DEAR MISS LONELYHEARTS: I lost control and screamed at my stupid mechanic today. He has fixed my car three times, only to have it stop dead on the road in the heat again. He told me to get my $%#@ old lady car out of his garage, and he never wanted to see me again. I screamed some more swear words back at him, and he picked up his cell and said he was calling 911 to come and take me to jail. I demanded my money back, and he told me to "stuff it where the sun don't shine." So I yelled, "See you in court, you moron!" I squealed out and I could see him giving me the finger in my rear view mirror. I got home and told my husband and he said I am a "hysterical nutcase." I phoned my daughters and they told me I need to see a shrink because it's the third big blow-out this month. My oldest said, "Face it. You are a rageaholic." Do you think I have a problem? -- Definitely Not a Nutcase, St. Vital
Dear Definitely Not: At the risk of being a new target, let me say you need professional help. You're losing total control and raging in a way that could get you into legal trouble. It's time you listened to somebody outside yourself, who cares about you -- like members of your family. See your physician for a referral to a psychiatrist or psychologist who specifically treats anger management. In the meantime, your doc may want to put you on an anti-anxiety drug to keep from blowing off. Also get involved in a daily exercise program to wear down that enormous store of nervous energy. The shrink will help you get at the causes of your anger/anxiety, and teach you new ways of thinking and behaving.

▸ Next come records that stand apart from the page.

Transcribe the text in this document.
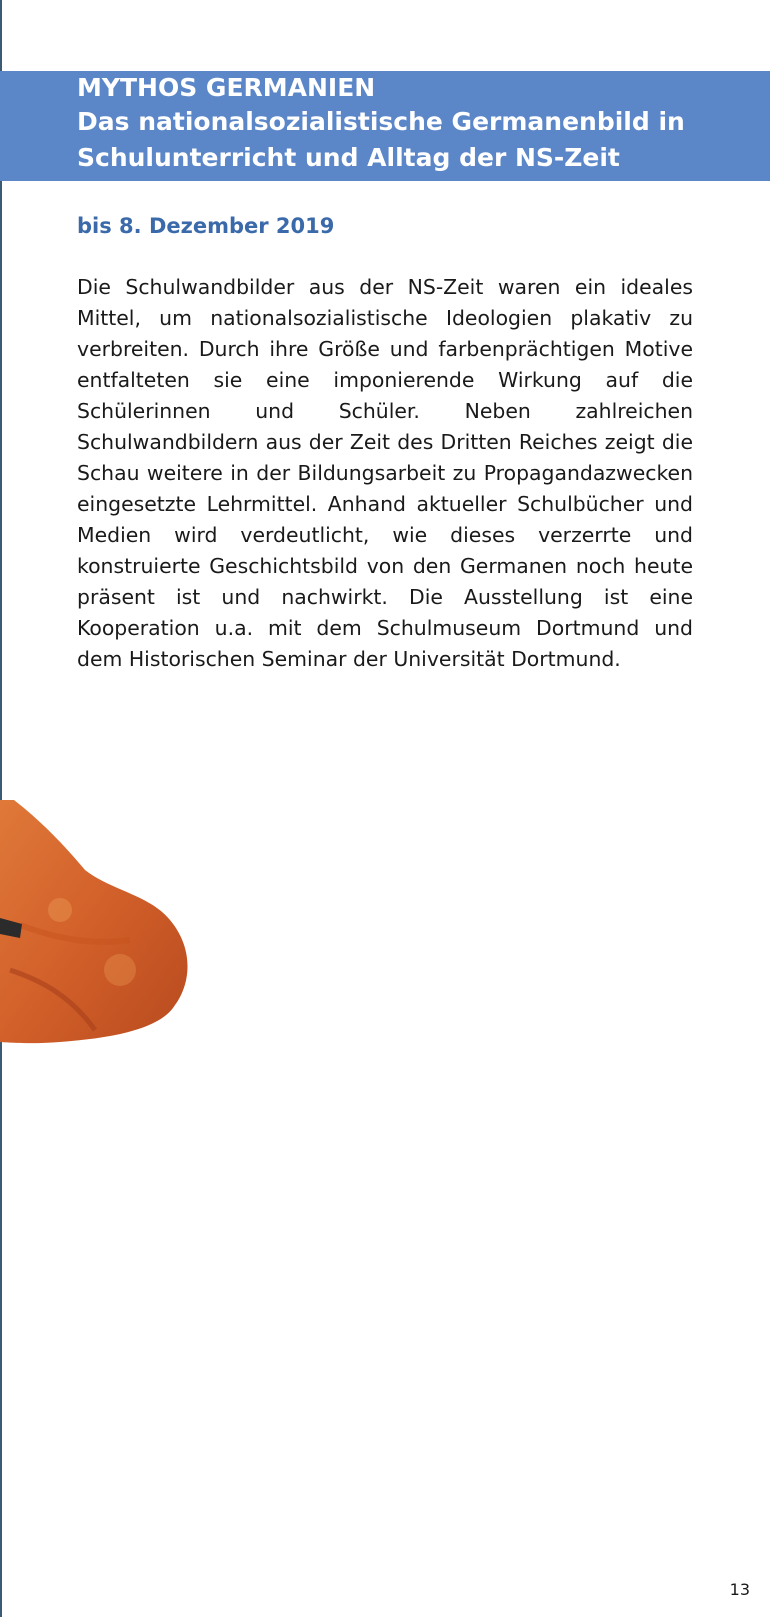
MYTHOS GERMANIEN
Das nationalsozialistische Germanenbild in
Schulunterricht und Alltag der NS-Zeit
bis 8. Dezember 2019
Die Schulwandbilder aus der NS-Zeit waren ein ideales Mittel, um nationalsozialistische Ideologien plakativ zu verbreiten. Durch ihre Größe und farbenprächtigen Motive entfalteten sie eine imponierende Wirkung auf die Schülerinnen und Schüler. Neben zahlreichen Schulwandbildern aus der Zeit des Dritten Reiches zeigt die Schau weitere in der Bildungsarbeit zu Propagandazwecken eingesetzte Lehrmittel. Anhand aktueller Schulbücher und Medien wird verdeutlicht, wie dieses verzerrte und konstruierte Geschichtsbild von den Germanen noch heute präsent ist und nachwirkt. Die Ausstellung ist eine Kooperation u.a. mit dem Schulmuseum Dortmund und dem Historischen Seminar der Universität Dortmund.
13
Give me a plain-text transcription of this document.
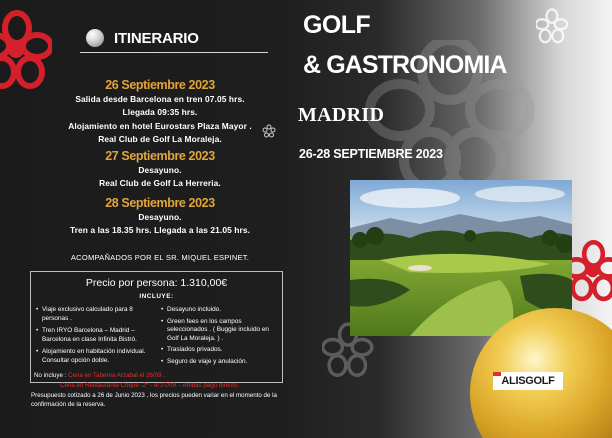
ITINERARIO
26 Septiembre 2023
Salida desde Barcelona en tren 07.05 hrs.
Llegada 09:35 hrs.
Alojamiento en hotel Eurostars Plaza Mayor .
Real Club de Golf La Moraleja.
27 Septiembre 2023
Desayuno.
Real Club de Golf La Herreria.
28 Septiembre 2023
Desayuno.
Tren a las 18.35 hrs. Llegada a las 21.05 hrs.
ACOMPAÑADOS POR EL SR. MIQUEL ESPINET.
Precio por persona: 1.310,00€
INCLUYE:
• Viaje exclusivo calculado para 8 personas .
• Tren IRYO Barcelona – Madrid – Barcelona en clase Infinita Bistró.
• Alojamiento en habitación individual. Consultar opción doble.
• Desayuno incluido.
• Green fees en los campos seleccionados . ( Buggie incluido en Golf La Moraleja. ) .
• Traslados privados.
• Seguro de viaje y anulación.
No incluye : Cena en Taberna Arzabal el 26/09 .
Cena en Restaurante Coque -2* - el 27/09 – Ambas pago directo.
Presupuesto cotizado a 26 de Junio 2023 , los precios pueden variar en el momento de la confirmación de la reserva.
GOLF
& GASTRONOMIA
MADRID
26-28 SEPTIEMBRE 2023
ALISGOLF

Dear Miss Lonelyhearts: We were at a barbecue at a friend's cabin at our lake. Because we could walk home, the host was making stiff cocktails. I haven't been that tipsy in years. About midnight, half a dozen of us went down to the beach to watch the stars, and started laughing and joking. Then one guy said, "Let's skinny dip, like the old days" so we stripped off and went in the water. My husband was not there; he was back at the bonfire. When I came back to the fire, my shirt was on backwards with the ticket showing in front. He grabbed me by the arm and took me home where he put me in a chair and interrogated me like a gestapo agent, accusing me of having sex with a certain guy there. I mostly convinced him of the truth but he keeps coming back to it. How do I get him to stop obsessing and driving us both crazy? I am innocent. -- Skinny Dipper, Not a Cheater, Lake Winnipeg
Dear Dipper: Next time you get together with your neighbours, bring the skinny-dipping incident out in the open so people can talk about it and joke about it. Then, even if your husband isn't laughing, it will finally be real to him, instead of a big story created to cover up a tryst. Keeping the skinny dipping hush-hush is a sure way for the people who participated to look guilty. Since it was just a swim in the dark, nobody should be in much trouble over this. Next time, take your husband with you.
Dear Miss Lonelyhearts: Why do women want guys to be the gift givers? If I forgot my girlfriend's birthday, she would howl. She just forgot my birthday and didn't even apologize. When I mentioned it (feeling embarrassed), she said, "Oh I'll take you out for dinner on the weekend, then." Like it was nothing. -- Hurt Feelings, Selkirk
Dear Hurt: She is not typical of most women, who generally remember birthdays, anniversaries and Valentine's occasions. Before you promote her to something other than your girlfriend, think about finding someone more thoughtful.